Thursday, February 10, 2022

Self Care and Cooking

Yesterday was a rainy day, which was delightful for me.  My spouse headed off to do his in-person teaching after doing his online teaching in our living room.  I sprung into action.  I had a vision for dinner:  a quiche and lemon yogurt muffins.  I decided to make the pie crust from scratch, which is not one of my strong suits.

I made this FB post, which I shortened into a Tweet; this detail will be important later:

"On today's docket: cooking as self-care. I will make pumpkin butter to spread on toasted slices of homemade bread, lemon yogurt muffins, and a quiche for tonight. Yes, I am still making the food that I first learned to make from Mollie Katzen's "The Enchanted Broccoli Forest Cookbook." But decades later, I no longer need to consult a recipe."

Even before I started baking, I knew that I might not have any muffin pans.  Once I had 2 pans that made 12 muffins.  I knew that one had rusted beyond repair in the post-hurricane Irma flooding.  I thought back to my summer sorting.  Would I have given the other one to Good Will? I can see myself scoffing at the idea that I would ever have time to make muffins again. I can see myself pledging allegiance to my loaf pans.  Happily, I kept the small loaf tins, and they worked perfectly.

As I talked about yesterday, I was happy not to be on campus on a Wednesday.  Near 11:00, I made this FB post:  

"In a few minutes, my colleagues at the school that severed me will go to their weekly Campus Directors' video meeting on Teams. That meeting will last at least 90 minutes. Meanwhile, I am about to bite into a fragrant lemon loaf, fresh and hot from my home oven. Ahhhhhh."

At the end of the day, I hadn't made the pumpkin butter, but we did have quiche, roasted broccoli, and lemon muffins for dinner.  Actually, I didn't eat the lemon muffins.  I had eaten my fill earlier in the day.
After I got flour all over the kitchen, I swept and mopped the floors, which was something I had planned to do even before I knew that I would be baking.

Just before my evening seminary small group, I went back to check on Twitter.  Much to my delight, Mollie Katzen had responded to my tweet!!!  I made this FB post:

"I took the post below about what I would cook today, and what cookbook inspired it, and I turned it into a tweet, tagging the cookbook author Mollie Katzen. SHE RESPONDED TO MY TWEET!!!! She wrote, 'Perfect, all of this.' It's the modern day fan letter--and I got a response!!!"

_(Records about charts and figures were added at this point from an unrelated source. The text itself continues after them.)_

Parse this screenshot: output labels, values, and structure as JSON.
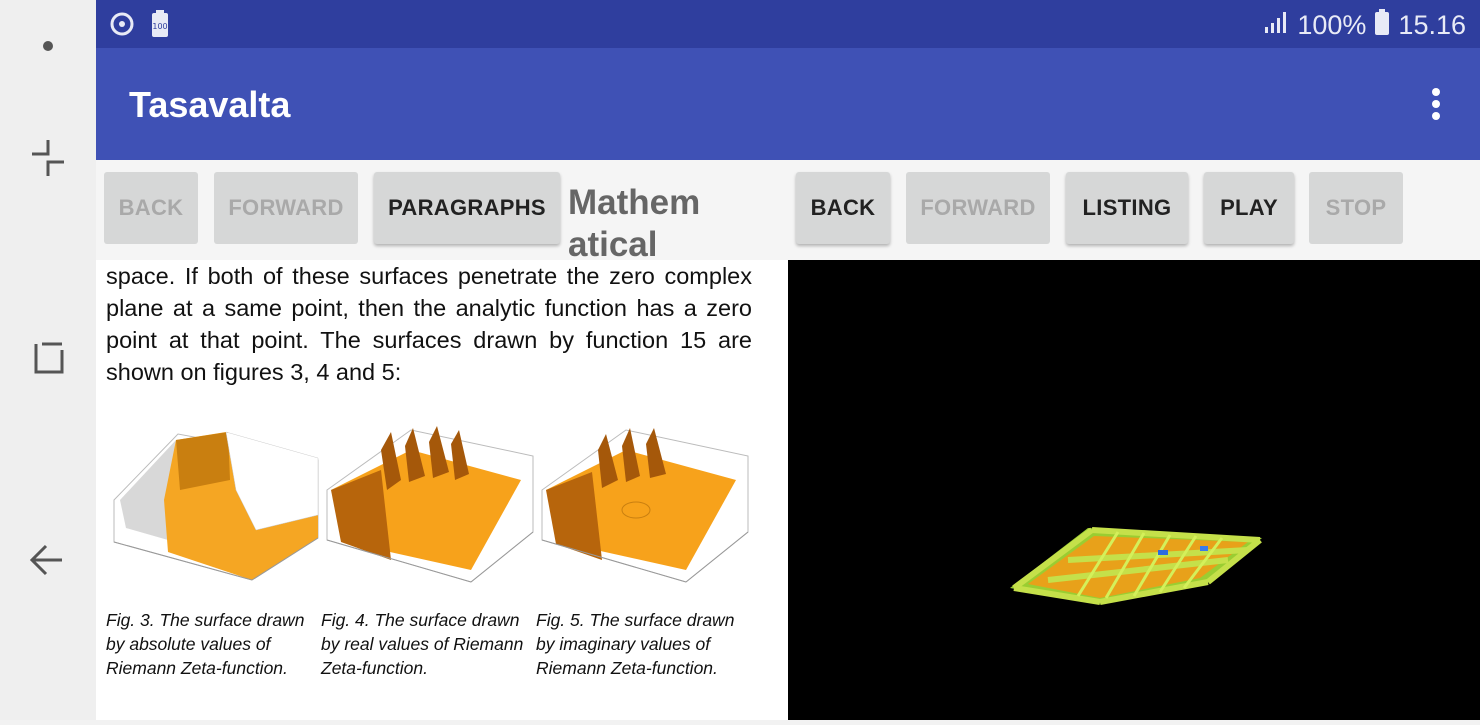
{
  "status_bar": {
    "battery_percent": "100%",
    "time": "15.16",
    "icons": [
      "sync-icon",
      "battery-saver-icon",
      "signal-icon",
      "battery-icon"
    ]
  },
  "app_bar": {
    "title": "Tasavalta"
  },
  "toolbar": {
    "left_back": "BACK",
    "left_forward": "FORWARD",
    "paragraphs": "PARAGRAPHS",
    "section_title": "Mathem atical",
    "right_back": "BACK",
    "right_forward": "FORWARD",
    "listing": "LISTING",
    "play": "PLAY",
    "stop": "STOP"
  },
  "document": {
    "paragraph": "space. If both of these surfaces penetrate the zero complex plane at a same point, then the analytic function has a zero point at that point. The surfaces drawn by function 15 are shown on figures 3, 4 and 5:",
    "figures": [
      {
        "caption": "Fig. 3. The surface drawn by absolute values of Riemann Zeta-function."
      },
      {
        "caption": "Fig. 4. The surface drawn by real values of Riemann Zeta-function."
      },
      {
        "caption": "Fig. 5. The surface drawn by imaginary values of Riemann Zeta-function."
      }
    ]
  },
  "colors": {
    "status_bar": "#2f3e9e",
    "app_bar": "#3f51b5",
    "surface_orange": "#f7a21b",
    "viewer_bg": "#000000"
  }
}
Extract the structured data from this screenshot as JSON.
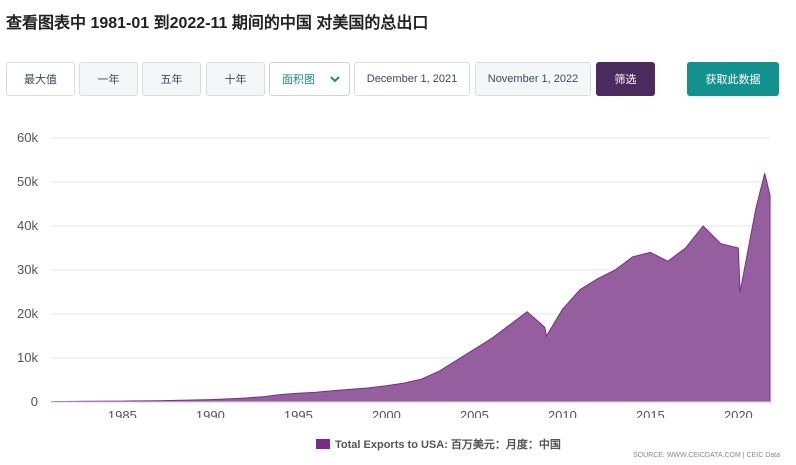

Back in 1982, my mom gave me The Enchanted Broccoli Forest cookbook for Christmas;  it was the cookbook that most shaped me.  I am so glad that Mollie Katzen is still alive, still doing good in the world and responding to fan-girl tweets that tag her.  I am so glad that I am still able to cook that kind of food, that I can practice self-care in these underemployment days, in the form of cooking.

1 comment:

Dave Bonta said...

That's awesome. My mother and I both still use Enchanted Broccoli Forest and the first Moosewood (along with the later ones) all the time.